Naturally this area was mostly grassland, with lines of trees along rivers, creeks, billabongs and watercourses.  Even though there weren’t many trees, these riverside corridors are extremely important for koalas – they probably use these to move from forest to forest safely, and trees around waterholes are important refuges on hot days.

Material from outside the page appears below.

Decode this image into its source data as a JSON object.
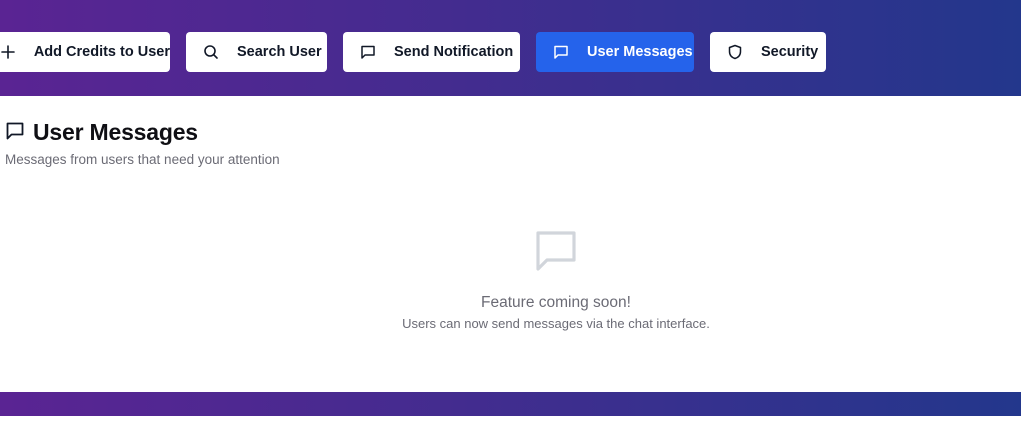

  • River Red Gum (Eucalyptus camaldulensis) along creeks and river banks.  This is a magnificent tree that koalas adore.  In our You Yangs research area it is their number 1 favourite tree.
  • Grey Box (E.microcarpa) is a beautiful box-barked tree of the drier watercourses.  Koalas eat them.

Introduced Gum Trees:

Throughout the region many other eucalyptus trees are planted.  Any large tree is potentially important for koalas – they prefer to be up high, and are safe there.  Don’t remove it unless you are planning to replace it with an indigenous tree.  I have personally witness koalas eating the following, but rarely:

  • Sugar Gum (E cladocalyx)
  • Swamp Yate (E occidentalis)
  • Brown Mallett (E astringens)
  • Lemon-scented Gum (Corymbia citriodora)
  • Spotted Gum (Corymbia maculata)

Koalas roost (sit in) the following trees:

  • Cherry Ballart (Exocarpos cupressiformis) – this native tree is very important to koalas on hot days, and possibly protects them from bushfire.  If you are lucky enough to have these on your property, keep them!!
  • All types of large wattle (Acacia implexa, mearnsii, pycnantha) and She-oaks (Allocasuarina verticillata, luehmannii) and Paperbarks (Melaleuca lanceolata)
  • Introduced Radiata Pine
  • Hakeas and Banksias
wild koala Clancy in a hakea bush
Clancy in a hakea

Important point – if your property is in an area that is naturally grassland, don’t cover it with trees just to ‘make’ koalas live there.  It won’t work, and it will be the wrong thing for the ecosystem.  Native grasslands are critically endangered ecosystems, and should be protected and recreated.  The best thing for koalas is a healthy ecosystem.  So improve your native grassland, enjoy the species that live there, and watch out for koalas along the nearest waterway!